Weitere Frühformen sind die Lymphadenosis cutis benigna, bei der eine Serologie sinnvoll ist. Spätstadien betreffen vor allem Nerven, Gelenke oder die Haut (z. B.
Akrodermatitis chronica atrophicans), sind aber selten. Rauer betont, dass die Diagnostik der Borreliose nicht schwer ist, wenn man die Symptome richtig einordnet – eine Serologie ist nur bei unklaren Fällen nötig. Nach einem Zeckenstich ohne Symptome sollte man abwarten, nicht sofort testen.
Kritisch äußert er sich zum sogenannten Post-Treatment-Lyme-Disease-Syndrom (PTLDS), das oft mit Fehlinformationen verbunden ist; er warnt vor Behandlungen ohne positive Serologie und empfiehlt, sich an evidenzbasierte Leitlinien zu halten. Insgesamt zielt die Folge darauf ab, Ärzten Sicherheit in Diagnostik und Therapie zu geben und Patienten vor unnötigen oder schädlichen Maßnahmen zu schützen.
FAQs
Der Amboss AI-Mode ist ein speziell für die medizinische Recherche entwickelter Chat. Er sucht aus den Amboss-Kapiteln alle relevanten Informationen zu einer konkreten Frage zusammen und präsentiert sie übersichtlich, zugeschnitten auf den Kontext und die Fachrichtung. Er gibt auch an, wenn keine evidenzbasierte Antwort vorliegt.
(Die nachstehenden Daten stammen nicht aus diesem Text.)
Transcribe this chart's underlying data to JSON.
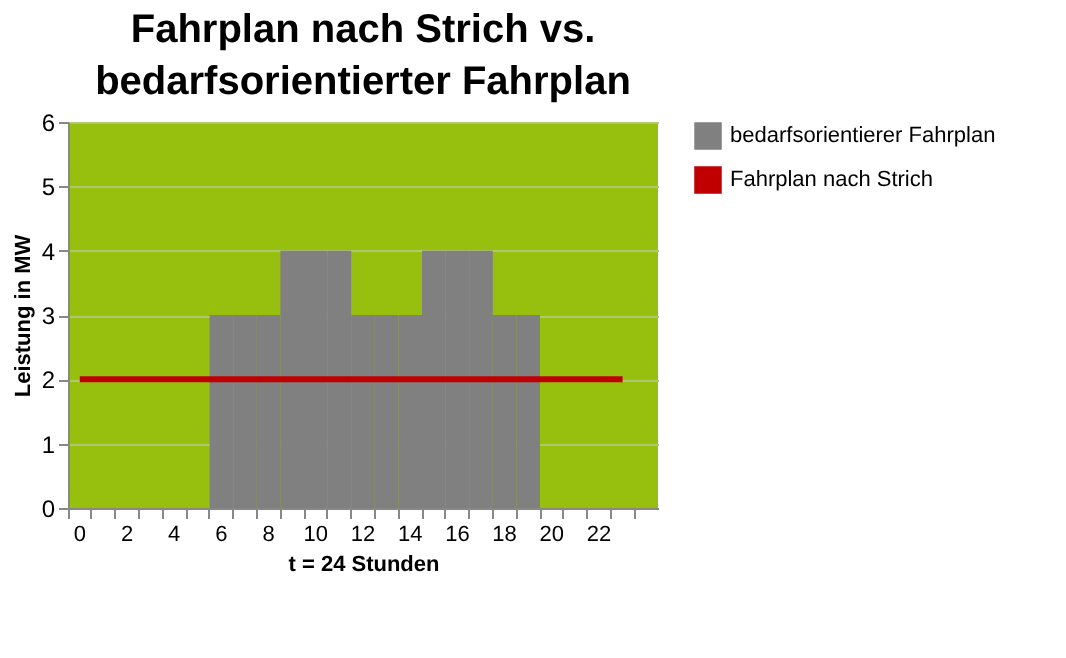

Die Universitäten Stanford und Harvard haben den Amboss AI-Mode in ihrer unabhängigen No-Harm-Studie zur Sicherheit von KI in der Medizin untersucht. Dabei landete der Amboss AI-Mode auf Platz 1.
Das Erythema migrans ist eine sich ringförmig ausbreitende Hautrötung, die als pathognomonisch für die Frühmanifestation der Borreliose gilt. Es ist eine Blickdiagnose, bei der keine weitere Diagnostik wie Serologie erforderlich ist, sondern direkt antibiotisch behandelt wird.
Im Frühstadium, insbesondere beim Erythema migrans, wird Doxycyclin in einer Dosierung von 200 mg pro Tag eingesetzt. Alternativ kann auch Amoxicillin gegeben werden.
Die Lymphadenosis cutis benigna ist eine frühe lokale Manifestation der Borreliose, die sich als rötlich-bläuliche Knoten, meist solitär, an Orten wie Ohrläppchen oder Brustwarzen zeigt. Im Gegensatz zum Erythema migrans wird hier eine Serologie durchgeführt, da das Bild nicht eindeutig ist.
Das PTLDS ist ein umstrittenes Krankheitsbild, über das viele Fehlinformationen im Netz kursieren. Es wird in der Schulmedizin kritisch gesehen, da es keine evidenzbasierte Grundlage für eine längerfristige Borreliose ohne positive Serologie gibt.